Studies in Christian Worship
by David Tucker


Study 1 WHAT IS WORSHIP?

At the top of the agenda in many of our churches today is the subject of "Worship". For many it is sadly an arena of strife, of contention and of confusion. It can be an area of selfishness where there are those who want their own way, equally there are those situations where the worship of God is dead. There is no longer any life. Instead lifeless rituals performed through week by week which cannot lift the heart anywhere, let alone to the Almighty in praise.

And yet worship is a marvellous gift of God by which we approach Him, and bow down before Him and adore Him.

Archbishop William Temple defined it: "Worship is the submission of all our nature to God. It is the quickening of the conscience by His holiness; the nourishment of the mind with His truth; the purifying of the imagination by His beauty; the opening of the heart to His love; the surrender of the will to His purpose – and all of this gathered up in adoration, the most selfless emotion of which our nature is capable and therefore the chief remedy for that self-centredness which is original sin and the source of actual sin." It is true to say, as another writer has it, "After all when everything else ceases, worship will remain."


There are three words which may help us:-
  • PROSKUNEO It is the Greek word for worship and the most common in our New Testament. For example the word is used ten times in John 4, the chapter with the well-known words of our Lord, "God is spirit, and His worshippers must worship Him in spirit and in truth" (verse 24). It means to stoop down to kiss reverently, as a subject may bow and kiss a monarch. Early Greek writers used it to speak of stooping to kiss the ground as a sign of thanksgiving for a safe journey. The ideas of reverence and awe, of stooping and thanksgiving, are all bound up in this word. In the New Testament such worship is reserved for the Lord.

  • LATREIA This Greek word doesn't appear many times in the New Testament, but an example is found in Philippians 3:3. The essential meaning is of service, and originally meant the labour, the service of slaves or hired servants. Years ago people said, 'I'm in service'. We know what they meant. They were in service to a master. For us the word means the worship that is the love of the heart towards a heavenly Father expressed in terms of service for the King. We're all 'in service' for the Lord.

  • WEORTHSCIPE This is the old Anglo-Saxon word meaning 'worthship', which means ascribing worthship to God. 'Thou art worthy…' --- and He is!

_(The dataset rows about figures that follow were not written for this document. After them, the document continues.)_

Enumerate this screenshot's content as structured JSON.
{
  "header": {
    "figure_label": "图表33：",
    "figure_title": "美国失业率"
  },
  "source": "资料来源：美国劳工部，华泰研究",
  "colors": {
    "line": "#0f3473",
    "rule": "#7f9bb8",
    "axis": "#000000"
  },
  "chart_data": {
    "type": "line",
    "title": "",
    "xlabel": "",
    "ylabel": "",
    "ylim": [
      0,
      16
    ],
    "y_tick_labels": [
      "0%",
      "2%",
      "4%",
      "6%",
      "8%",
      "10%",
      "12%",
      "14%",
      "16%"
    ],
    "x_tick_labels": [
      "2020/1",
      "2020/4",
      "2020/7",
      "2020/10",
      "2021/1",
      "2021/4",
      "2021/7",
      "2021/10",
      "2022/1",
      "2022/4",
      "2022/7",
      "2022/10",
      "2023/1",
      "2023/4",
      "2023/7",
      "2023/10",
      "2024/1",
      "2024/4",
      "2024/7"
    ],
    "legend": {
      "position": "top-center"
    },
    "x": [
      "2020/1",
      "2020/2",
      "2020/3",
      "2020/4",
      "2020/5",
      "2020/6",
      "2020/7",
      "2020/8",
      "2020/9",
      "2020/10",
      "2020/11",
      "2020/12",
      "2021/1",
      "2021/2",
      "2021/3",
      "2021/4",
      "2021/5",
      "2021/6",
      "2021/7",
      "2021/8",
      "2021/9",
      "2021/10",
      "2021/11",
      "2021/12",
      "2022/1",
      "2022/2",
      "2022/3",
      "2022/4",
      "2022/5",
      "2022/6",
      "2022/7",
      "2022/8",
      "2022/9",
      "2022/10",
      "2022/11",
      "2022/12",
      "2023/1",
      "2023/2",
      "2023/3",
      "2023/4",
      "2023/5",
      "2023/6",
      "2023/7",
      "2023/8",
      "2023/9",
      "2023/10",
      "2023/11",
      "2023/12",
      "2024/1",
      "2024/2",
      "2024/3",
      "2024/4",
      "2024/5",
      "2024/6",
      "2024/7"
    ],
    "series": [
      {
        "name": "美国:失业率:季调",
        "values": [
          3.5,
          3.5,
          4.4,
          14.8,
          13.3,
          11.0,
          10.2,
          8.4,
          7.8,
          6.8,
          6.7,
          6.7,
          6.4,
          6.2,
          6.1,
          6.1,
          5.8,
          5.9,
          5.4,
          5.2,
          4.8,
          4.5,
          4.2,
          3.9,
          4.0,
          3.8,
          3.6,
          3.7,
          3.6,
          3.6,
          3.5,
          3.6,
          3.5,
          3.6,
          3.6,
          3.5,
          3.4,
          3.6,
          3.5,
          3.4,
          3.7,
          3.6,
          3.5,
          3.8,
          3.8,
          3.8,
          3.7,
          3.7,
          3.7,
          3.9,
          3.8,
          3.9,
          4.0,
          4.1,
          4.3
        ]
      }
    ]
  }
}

Building upon the above we can suggest that worship is:-


1. THANKSGIVING

Thanksgiving should be a central part of our worship - thanksgiving to God for all that He is, and all that He has given to us. All that we have and are has come from Him. Look up Acts 17:24-28. And what should our response be? Worship, praise, adoration and thanksgiving. See what the Psalmists have to say in Psalms 7:17; 28:7; 30:10-12; 35:18; 118:1,19,21,28,29. In our worship do we give thanks to the living God for who He is, what He has done and what He is doing?


2. SUBMISSION

True worship is submission to the Lord God Almighty. It is abandoning ourselves to God, and he who abandons himself to God will never be abandoned by God. To submit, to abandon myself to Him, means that I want to follow Him and His will for my life. 'To worship the King all glorious above' is to bow in humble submission. One writer puts it, 'We get no deeper into Christ, than we allow Him to get into us'. True worship is when we submit to Him, hand our all over to Him, bow down before Him, and as we get deeper into Him our worship is more real and meaningful. Look up James 4:7,8.


3. LISTENING

As we submit to Him, and wait upon Him, He speaks. A vital ingredient of worship is listening! One writer has it, "Worship is in part listening. Listening to what God might say to us, through music, through words, through fellowship." In the words of a prayer, in the line of a hymn or chorus, something from the Scripture reading or in the ministry of the Word. And we realise that God has spoken to us. Are we listening for Him? Part of our worship is to do that. The hymnwriter has it:

'Speak, Lord, in the stillness,
While we wait on Thee;
Hushed my heart to listen
In expectancy.'

Look up l Samuel 3:9,10; Deuteronomy 30:20; Ecclesiastes 5:1; Mark 9:7; John 10:27. At the heart of worship is a heart relationship with the Father, through the Son and by the Holy Spirit..
Bear the following points in mind:-
  • God made me in order to praise Him. Look up Psalm 95:6; 102:18; Isaiah 43:21; 1 Peter 2:9.
  • Worship will declare that I have been made for his pleasure. It will cleanse me from my self-centred thinking. Ephesians 1:5,6.
  • Before I go to a service of worship, I must fix my mind and heart on the fact that worship is for the blessing of God before the blessing of the worshipper.